Erstmal Begrüße ich Speeder und freue mich, dass du dir für uns und unsere werten Leser die Zeit nimmst.


Vorweg: wie fühlt man sich als neuer und erstmaliger Weltmeister?


„In die Fußstapfen von Henke und Spawnie zu treten und Formel-2-Weltmeister zu werden ist ein super Gefühl, ich glaube die Art, wie ich den Titel geholt habe macht es noch um einiges besser.“


Hattest du im verlauf der Saison schon das Gefühl gehabt, das Zeug zum Weltmeister zu haben?

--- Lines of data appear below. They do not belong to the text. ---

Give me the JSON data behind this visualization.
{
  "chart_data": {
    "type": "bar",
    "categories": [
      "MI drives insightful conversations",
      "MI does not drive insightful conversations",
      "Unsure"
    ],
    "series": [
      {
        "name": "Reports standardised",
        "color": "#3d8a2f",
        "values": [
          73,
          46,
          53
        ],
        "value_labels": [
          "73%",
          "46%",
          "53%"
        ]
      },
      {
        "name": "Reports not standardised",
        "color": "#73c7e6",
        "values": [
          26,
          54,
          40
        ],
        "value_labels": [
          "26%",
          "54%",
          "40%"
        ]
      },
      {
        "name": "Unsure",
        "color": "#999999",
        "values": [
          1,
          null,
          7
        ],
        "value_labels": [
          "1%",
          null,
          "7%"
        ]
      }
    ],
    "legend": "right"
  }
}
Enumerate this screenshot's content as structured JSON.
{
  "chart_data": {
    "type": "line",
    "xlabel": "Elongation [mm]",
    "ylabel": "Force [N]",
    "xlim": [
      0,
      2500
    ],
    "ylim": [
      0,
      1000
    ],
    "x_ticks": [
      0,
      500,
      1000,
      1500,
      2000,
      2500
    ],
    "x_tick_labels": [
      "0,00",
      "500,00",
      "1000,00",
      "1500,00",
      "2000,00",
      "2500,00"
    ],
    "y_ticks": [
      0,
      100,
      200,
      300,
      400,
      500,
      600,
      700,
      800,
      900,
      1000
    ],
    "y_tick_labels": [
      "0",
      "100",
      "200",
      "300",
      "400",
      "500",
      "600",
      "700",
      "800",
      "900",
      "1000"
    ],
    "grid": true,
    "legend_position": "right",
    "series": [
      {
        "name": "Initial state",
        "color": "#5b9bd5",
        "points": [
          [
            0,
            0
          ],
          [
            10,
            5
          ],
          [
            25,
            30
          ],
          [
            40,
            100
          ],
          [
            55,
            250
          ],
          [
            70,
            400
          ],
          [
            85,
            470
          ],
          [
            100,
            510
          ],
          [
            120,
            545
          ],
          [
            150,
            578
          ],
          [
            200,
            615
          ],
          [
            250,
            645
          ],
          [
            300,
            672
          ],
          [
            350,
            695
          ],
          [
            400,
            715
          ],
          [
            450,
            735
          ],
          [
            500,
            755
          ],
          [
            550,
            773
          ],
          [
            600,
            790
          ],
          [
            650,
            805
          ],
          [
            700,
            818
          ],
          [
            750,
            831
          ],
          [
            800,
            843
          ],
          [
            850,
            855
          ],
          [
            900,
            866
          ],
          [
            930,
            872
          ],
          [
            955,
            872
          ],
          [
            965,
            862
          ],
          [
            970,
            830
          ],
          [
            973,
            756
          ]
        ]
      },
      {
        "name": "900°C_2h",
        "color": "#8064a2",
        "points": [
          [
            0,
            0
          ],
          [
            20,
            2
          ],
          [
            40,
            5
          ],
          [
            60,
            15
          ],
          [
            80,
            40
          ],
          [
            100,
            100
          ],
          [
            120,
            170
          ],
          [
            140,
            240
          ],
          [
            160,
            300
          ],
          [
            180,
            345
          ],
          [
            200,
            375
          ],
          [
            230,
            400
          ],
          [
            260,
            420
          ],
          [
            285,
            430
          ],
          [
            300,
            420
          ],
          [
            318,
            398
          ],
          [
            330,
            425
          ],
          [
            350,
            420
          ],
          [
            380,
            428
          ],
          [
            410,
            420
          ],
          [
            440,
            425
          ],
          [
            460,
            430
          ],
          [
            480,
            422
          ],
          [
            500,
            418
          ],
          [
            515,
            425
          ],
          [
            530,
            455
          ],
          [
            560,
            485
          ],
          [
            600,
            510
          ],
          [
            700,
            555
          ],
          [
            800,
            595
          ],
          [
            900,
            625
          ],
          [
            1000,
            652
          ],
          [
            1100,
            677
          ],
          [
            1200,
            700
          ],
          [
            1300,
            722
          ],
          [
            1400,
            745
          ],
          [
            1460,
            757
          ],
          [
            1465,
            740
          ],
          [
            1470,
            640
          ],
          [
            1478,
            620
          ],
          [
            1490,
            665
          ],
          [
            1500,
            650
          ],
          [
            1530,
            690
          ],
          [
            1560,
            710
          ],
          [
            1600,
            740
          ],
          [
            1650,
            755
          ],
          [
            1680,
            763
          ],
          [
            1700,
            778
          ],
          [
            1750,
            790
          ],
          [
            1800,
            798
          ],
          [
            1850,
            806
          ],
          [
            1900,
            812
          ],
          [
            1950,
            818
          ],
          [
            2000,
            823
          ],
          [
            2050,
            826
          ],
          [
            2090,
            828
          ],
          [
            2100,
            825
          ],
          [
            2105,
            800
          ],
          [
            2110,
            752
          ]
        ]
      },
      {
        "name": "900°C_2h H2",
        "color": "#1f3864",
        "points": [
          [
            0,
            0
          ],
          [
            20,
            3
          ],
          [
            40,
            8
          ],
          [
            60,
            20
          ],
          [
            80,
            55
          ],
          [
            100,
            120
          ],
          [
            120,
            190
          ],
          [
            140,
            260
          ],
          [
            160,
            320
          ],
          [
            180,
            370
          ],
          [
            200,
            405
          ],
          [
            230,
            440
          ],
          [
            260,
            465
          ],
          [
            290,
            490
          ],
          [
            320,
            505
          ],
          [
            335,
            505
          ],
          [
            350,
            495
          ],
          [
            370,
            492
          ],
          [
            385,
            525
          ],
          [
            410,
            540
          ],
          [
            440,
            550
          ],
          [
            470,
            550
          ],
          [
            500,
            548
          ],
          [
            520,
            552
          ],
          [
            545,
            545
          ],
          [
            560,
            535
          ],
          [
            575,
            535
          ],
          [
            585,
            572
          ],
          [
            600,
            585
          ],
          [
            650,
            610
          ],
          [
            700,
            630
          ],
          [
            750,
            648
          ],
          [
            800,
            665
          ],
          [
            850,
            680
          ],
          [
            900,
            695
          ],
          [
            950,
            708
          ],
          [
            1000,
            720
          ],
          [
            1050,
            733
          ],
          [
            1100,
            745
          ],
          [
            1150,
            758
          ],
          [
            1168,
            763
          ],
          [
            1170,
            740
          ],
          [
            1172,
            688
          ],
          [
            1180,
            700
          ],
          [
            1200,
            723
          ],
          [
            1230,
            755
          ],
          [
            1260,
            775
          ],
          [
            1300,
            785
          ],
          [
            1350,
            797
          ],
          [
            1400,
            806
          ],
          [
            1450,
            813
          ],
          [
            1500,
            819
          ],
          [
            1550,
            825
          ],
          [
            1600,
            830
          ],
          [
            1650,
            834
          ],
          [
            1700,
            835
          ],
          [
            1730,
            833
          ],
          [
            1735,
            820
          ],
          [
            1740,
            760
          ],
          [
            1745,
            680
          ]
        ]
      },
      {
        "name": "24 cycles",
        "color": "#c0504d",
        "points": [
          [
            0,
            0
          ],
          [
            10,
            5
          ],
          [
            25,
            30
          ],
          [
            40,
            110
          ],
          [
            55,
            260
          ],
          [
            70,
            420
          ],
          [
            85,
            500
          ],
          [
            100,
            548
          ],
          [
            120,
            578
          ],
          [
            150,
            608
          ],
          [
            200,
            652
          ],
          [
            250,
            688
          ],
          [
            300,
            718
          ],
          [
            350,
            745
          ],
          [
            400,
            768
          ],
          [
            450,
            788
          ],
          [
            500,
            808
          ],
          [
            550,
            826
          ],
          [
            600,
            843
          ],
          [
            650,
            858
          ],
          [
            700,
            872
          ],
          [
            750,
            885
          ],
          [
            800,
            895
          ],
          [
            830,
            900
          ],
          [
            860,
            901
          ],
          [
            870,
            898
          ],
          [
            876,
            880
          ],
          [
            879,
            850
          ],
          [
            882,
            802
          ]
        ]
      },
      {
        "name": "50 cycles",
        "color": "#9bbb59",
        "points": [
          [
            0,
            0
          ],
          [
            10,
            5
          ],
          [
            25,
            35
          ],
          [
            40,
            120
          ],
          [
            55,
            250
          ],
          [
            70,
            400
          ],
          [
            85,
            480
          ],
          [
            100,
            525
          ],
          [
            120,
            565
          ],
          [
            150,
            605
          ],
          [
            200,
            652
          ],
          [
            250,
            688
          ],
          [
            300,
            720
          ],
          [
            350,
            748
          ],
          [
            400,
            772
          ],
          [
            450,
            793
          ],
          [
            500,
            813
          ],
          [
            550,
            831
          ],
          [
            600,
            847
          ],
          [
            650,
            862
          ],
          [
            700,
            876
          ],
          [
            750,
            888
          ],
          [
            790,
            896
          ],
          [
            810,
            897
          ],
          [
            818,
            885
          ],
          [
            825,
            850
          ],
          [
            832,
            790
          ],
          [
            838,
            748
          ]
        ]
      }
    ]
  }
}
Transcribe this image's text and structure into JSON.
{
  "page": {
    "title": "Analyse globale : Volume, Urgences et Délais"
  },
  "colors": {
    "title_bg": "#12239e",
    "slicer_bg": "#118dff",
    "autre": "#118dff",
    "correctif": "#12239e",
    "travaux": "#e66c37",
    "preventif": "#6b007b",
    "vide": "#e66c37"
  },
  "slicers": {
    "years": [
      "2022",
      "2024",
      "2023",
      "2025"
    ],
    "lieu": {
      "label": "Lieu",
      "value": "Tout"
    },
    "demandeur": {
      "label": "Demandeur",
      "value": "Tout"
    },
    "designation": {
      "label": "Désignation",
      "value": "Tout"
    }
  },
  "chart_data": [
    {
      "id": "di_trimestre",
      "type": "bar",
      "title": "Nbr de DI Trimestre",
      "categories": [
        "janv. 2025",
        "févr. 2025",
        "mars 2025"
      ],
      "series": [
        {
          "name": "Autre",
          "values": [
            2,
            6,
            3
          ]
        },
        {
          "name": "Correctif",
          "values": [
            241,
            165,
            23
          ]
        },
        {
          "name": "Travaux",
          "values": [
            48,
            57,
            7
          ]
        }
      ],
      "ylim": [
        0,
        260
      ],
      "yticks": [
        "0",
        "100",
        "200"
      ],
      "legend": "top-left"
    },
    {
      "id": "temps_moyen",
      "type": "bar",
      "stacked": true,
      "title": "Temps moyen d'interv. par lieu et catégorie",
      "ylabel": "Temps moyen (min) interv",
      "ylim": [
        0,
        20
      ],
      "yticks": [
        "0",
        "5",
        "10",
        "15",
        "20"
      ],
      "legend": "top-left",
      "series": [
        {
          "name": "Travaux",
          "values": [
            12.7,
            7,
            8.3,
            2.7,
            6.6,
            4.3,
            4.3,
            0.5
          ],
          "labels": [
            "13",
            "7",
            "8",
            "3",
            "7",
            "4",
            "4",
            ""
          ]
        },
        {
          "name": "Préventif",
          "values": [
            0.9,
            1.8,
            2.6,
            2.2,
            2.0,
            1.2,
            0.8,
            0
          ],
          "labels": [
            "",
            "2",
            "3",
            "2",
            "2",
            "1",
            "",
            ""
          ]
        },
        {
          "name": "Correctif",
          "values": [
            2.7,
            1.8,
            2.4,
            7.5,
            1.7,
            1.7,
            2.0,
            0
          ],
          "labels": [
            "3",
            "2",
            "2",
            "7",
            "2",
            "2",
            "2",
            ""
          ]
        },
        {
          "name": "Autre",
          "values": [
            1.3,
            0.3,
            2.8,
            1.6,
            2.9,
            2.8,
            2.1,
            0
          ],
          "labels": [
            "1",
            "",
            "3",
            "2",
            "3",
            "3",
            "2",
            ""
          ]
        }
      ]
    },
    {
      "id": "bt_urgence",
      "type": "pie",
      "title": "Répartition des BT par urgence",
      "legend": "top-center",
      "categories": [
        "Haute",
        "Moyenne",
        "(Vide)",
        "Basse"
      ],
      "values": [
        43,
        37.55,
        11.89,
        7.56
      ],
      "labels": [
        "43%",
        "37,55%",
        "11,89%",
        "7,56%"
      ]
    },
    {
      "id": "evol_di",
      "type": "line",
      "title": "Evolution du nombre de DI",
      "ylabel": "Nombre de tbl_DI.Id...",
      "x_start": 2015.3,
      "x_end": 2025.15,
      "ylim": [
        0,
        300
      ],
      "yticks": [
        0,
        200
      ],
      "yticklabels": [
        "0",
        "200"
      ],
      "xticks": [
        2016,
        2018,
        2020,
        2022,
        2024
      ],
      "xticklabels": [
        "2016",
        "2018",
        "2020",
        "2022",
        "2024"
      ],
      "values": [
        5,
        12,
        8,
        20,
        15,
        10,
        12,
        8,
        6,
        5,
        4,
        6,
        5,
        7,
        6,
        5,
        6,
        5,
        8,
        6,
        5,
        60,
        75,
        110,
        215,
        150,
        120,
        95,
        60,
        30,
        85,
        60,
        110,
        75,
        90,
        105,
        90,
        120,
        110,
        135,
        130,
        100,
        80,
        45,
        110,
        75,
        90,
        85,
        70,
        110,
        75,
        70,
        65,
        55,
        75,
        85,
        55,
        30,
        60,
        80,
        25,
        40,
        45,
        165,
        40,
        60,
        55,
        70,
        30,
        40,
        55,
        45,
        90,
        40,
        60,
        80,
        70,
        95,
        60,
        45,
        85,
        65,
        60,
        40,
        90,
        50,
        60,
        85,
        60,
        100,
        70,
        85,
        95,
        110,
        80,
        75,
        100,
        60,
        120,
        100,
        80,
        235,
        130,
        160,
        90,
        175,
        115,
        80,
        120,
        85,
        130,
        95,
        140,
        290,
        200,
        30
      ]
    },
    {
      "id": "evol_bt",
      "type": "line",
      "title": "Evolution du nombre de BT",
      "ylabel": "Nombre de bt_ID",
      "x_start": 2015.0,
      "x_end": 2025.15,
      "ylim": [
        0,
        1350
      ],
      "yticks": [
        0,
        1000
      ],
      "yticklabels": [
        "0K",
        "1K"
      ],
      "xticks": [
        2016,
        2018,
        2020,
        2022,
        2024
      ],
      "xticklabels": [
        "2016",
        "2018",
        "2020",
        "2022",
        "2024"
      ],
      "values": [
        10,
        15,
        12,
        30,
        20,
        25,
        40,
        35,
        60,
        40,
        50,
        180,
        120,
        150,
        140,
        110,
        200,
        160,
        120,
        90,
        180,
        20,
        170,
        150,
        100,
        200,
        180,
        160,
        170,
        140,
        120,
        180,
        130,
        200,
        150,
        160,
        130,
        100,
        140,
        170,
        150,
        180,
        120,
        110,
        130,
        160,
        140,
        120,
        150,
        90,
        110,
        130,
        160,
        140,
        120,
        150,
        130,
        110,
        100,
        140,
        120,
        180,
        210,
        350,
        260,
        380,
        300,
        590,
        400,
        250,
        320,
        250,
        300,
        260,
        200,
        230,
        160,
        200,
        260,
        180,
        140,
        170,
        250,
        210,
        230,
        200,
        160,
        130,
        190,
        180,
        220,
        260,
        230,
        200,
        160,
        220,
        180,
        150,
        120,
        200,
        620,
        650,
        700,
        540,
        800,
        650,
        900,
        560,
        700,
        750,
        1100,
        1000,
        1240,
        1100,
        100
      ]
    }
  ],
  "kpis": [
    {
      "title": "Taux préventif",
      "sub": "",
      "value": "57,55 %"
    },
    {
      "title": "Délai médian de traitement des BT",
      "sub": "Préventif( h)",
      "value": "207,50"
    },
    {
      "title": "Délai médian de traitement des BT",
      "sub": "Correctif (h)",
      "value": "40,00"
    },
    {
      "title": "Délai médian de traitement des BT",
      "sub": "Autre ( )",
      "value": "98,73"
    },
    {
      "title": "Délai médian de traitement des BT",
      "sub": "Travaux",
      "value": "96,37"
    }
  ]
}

„Klar, habe mein erstes SimRC-Rennen in dem 2019.2 Abu Dhabi GP im Sprintrennen gewonnen und ab da wusste ich, dass ich auch in der Lage bin, um die Weltmeisterschaft in der nächsten Saison mitzukämpfen.“


Die Saison war ja nicht ganz so einfach. Ich erinnere da noch mal an das erste Rennwochenende in Singapur. Dort sah es erstmal nicht danach aus, dass du Weltmeister wirst. Was ist da passiert?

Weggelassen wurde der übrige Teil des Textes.